Assim que cheguei ao local, enviei um zap. Milena me disse exatamente onde estava e a roupa que vestia. Bonita, conferia com as fotos trocadas, mas havia nela um toque de excesso vulgar, como se não fizesse a menor questão de esconder que era uma ordinária. Ainda não sei dizer se isso me preocupou ou me excitou. A multidão no entorno impunha o anonimato aos meus dilemas.

Por sugestão dela, bebemos e conversamos para quebrar o gelo. Em determinado momento, vi uma tatuagem emergir entre seus seios, através do decote generoso que emoldurava o par de pêssegos convidativos à fome da boca. Duas cobras enroscadas e se beijando. Para provocar Milena, toquei levemente na tatuagem e a elogiei.

— Fiz na cadeia — ela responde sem que eu perguntasse.

CADEIA! Minha vontade foi correr dali, ir embora, mas a sinceridade da menina me deixou estático.

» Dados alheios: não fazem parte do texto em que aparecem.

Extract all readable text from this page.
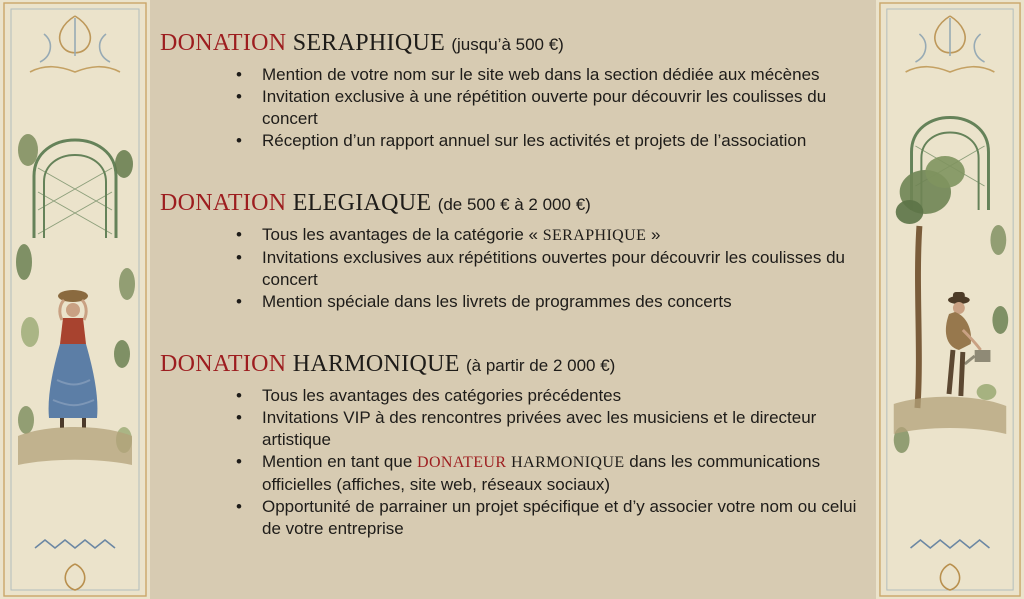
DONATION SERAPHIQUE (jusqu’à 500 €)
• Mention de votre nom sur le site web dans la section dédiée aux mécènes
• Invitation exclusive à une répétition ouverte pour découvrir les coulisses du concert
• Réception d’un rapport annuel sur les activités et projets de l’association
DONATION ELEGIAQUE (de 500 € à 2 000 €)
• Tous les avantages de la catégorie « SERAPHIQUE »
• Invitations exclusives aux répétitions ouvertes pour découvrir les coulisses du concert
• Mention spéciale dans les livrets de programmes des concerts
DONATION HARMONIQUE (à partir de 2 000 €)
• Tous les avantages des catégories précédentes
• Invitations VIP à des rencontres privées avec les musiciens et le directeur artistique
• Mention en tant que DONATEUR HARMONIQUE dans les communications officielles (affiches, site web, réseaux sociaux)
• Opportunité de parrainer un projet spécifique et d’y associer votre nom ou celui de votre entreprise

— Cadeia?! Como assim? — questionei.

Então, Milena me contou um imbróglio confuso, que envolvia roubo, culpava um ex-marido pela detenção de dois anos. Ao mesmo tempo que aquilo me apavorou, a possibilidade da conjunção carnal com uma ex-presidiária me causou excitação. Experiência de vida somada a experiência sexual. Levei em conta que a extrema sinceridade revelava um sintoma de redenção da moça.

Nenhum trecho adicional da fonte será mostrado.